Nel passaggio di inizio anno, è tempo di bilanci e di propositi, quelli rinnovati ogni anno con la speranza che magicamente si realizzeranno e di quelli che è invece arrivato proprio il tempo di metterci mano  
Foto di Tú Anh da Pixabay

Anche nella coppia c’è un sì che si ripete ogni giorno ed è un proposito. È il Sì che tiene insieme la coppia, quello che al mattino ci si ripete per non dimenticare perché ci si è scelti, per verificare a che punto si è nei progetti comuni, e che si è in due a portare avanti la famiglia, anche quando il modo di contribuirvi è diverso.

È un Sì che a volte è leggero da pronunciare ed altre volte è più faticoso proprio come le circostanze e fasi della vita. È un sì che richiede presenza e costanza, le stesse che la volpe, nel racconto di Antoine de Saint-Exupéry «Il piccolo principe», riconosce come caratteristiche del creare un legame capace di dare gioia e senso di appartenenza.

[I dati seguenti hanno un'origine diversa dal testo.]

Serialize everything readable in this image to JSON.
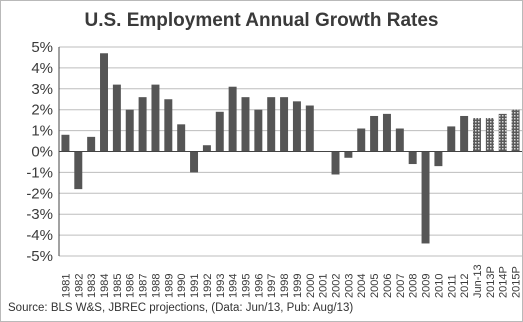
{
  "chart_data": {
    "type": "bar",
    "title": "U.S. Employment Annual Growth Rates",
    "source": "Source: BLS W&S, JBREC projections, (Data: Jun/13, Pub: Aug/13)",
    "ylim": [
      -5,
      5
    ],
    "ytick_labels": [
      "5%",
      "4%",
      "3%",
      "2%",
      "1%",
      "0%",
      "-1%",
      "-2%",
      "-3%",
      "-4%",
      "-5%"
    ],
    "grid": true,
    "categories": [
      "1981",
      "1982",
      "1983",
      "1984",
      "1985",
      "1986",
      "1987",
      "1988",
      "1989",
      "1990",
      "1991",
      "1992",
      "1993",
      "1994",
      "1995",
      "1996",
      "1997",
      "1998",
      "1999",
      "2000",
      "2001",
      "2002",
      "2003",
      "2004",
      "2005",
      "2006",
      "2007",
      "2008",
      "2009",
      "2010",
      "2011",
      "2012",
      "Jun-13",
      "2013P",
      "2014P",
      "2015P"
    ],
    "values": [
      0.8,
      -1.8,
      0.7,
      4.7,
      3.2,
      2.0,
      2.6,
      3.2,
      2.5,
      1.3,
      -1.0,
      0.3,
      1.9,
      3.1,
      2.6,
      2.0,
      2.6,
      2.6,
      2.4,
      2.2,
      0.0,
      -1.1,
      -0.3,
      1.1,
      1.7,
      1.8,
      1.1,
      -0.6,
      -4.4,
      -0.7,
      1.2,
      1.7,
      1.6,
      1.6,
      1.8,
      2.0
    ],
    "projected": [
      false,
      false,
      false,
      false,
      false,
      false,
      false,
      false,
      false,
      false,
      false,
      false,
      false,
      false,
      false,
      false,
      false,
      false,
      false,
      false,
      false,
      false,
      false,
      false,
      false,
      false,
      false,
      false,
      false,
      false,
      false,
      false,
      true,
      true,
      true,
      true
    ],
    "colors": {
      "bar": "#555555",
      "projected_bar": "#8c8c8c",
      "grid": "#bdbdbd",
      "axis": "#444444"
    }
  }
}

Sovente accade che di fronte ad i sì più difficili da dare, il partner dubiti della loro autenticità pensando che se sono forzati non hanno valore, che l’altro forse non dovrebbe fare quella cosa controvoglia, che la dovrebbe fare per se e non per l’altro. Ma è proprio vero che ciò che costa fatica o viene fatto per l’altro sia controvoglia o senza valore?

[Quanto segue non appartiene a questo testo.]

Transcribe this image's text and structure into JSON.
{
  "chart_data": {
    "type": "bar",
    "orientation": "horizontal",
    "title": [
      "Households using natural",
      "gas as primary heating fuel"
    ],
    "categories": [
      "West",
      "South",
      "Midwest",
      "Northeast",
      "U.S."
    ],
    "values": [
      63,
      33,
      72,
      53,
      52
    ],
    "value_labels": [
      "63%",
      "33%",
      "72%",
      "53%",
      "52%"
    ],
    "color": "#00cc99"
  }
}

Per prima cosa occorrerebbe chiedersi se ci si riconosce valevoli di tanto amore quando il partner fa qualcosa per noi che gli costa. Secondo lo psicologo americano Gary Chapman due dei cinque linguaggi d’amore espressi nella relazione di coppia sono: i gesti di servizio ed il dono anche nella sua accezione di tempo donato e condiviso. Ma in generale tutta la logica dei linguaggi d’amore parla di un fare una cosa che si sa fa bene all’altro perché lo si ritiene speciale, lo si è scelto tra tanti e nel renderlo felice c’è parte della propria felicità.

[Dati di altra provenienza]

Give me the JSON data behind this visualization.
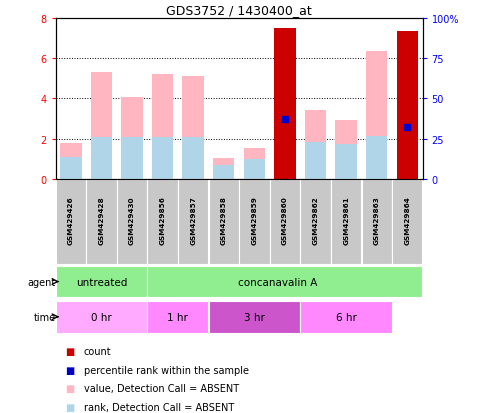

In secondo luogo, se ci si autorizza ad accettare questo dono d’amore molti dislivelli nella relazione si appianano: da un lato riconoscersi come valevoli di tanto amore appiana il proprio livello di autostima e riempie il serbatoio emozionale di cui ogni coppia ha bisogno per andare avanti, dall’altro a ciascuno viene lasciata la responsabilità di decidere per sé stesso cosa vuole o non vuole fare e dove porre un limite alle altrui richieste. In questo modo non c’è un bilanciere designato a regolare gli equilibri interni alla coppia ma ciascuno si autoregola da sé e la relazione si esprime su un livello paritario e di reciprocità.

Se dunque il partner ha voglia di fare qualcosa di bello proprio per voi, date spazio allo stupore ed alla gioia come forma di ringraziamento che nutre la relazione. La vostra gioia sarà la ricompensa più bella per il suo impegno.

Appartenete invece al gruppo che frena lo slancio dell’altro pensando al lato pratico delle circostanze? Forse qualche volta è necessario ma questo non può durare a lungo senza che la relazione ne esca impoverita. Pertanto si può sempre fare un passo indietro e ricominciare: sia fissando l’entità massima del dono possibile (quando questo è necessario), sia chiedere scusa per non aver saputo accettare il gesto ed dono come avrebbero meritato.

Dunque se nei vostri propositi di questo inizio d’anno c’è l’intenzione di rafforzare la vostra relazione di coppia, allenatevi a dire qualche sì in più, non solo per rendervi disponibili per l’altro ma anche per accogliere quanto l’altro è disposto a fare per voi.

Da parte mia vi auguro tutta la tenacia, la gioia e la lungimiranza possibile nelle numerose quotidiane avventure che la routine della vita di coppia ha in serbo per voi per questo 2020.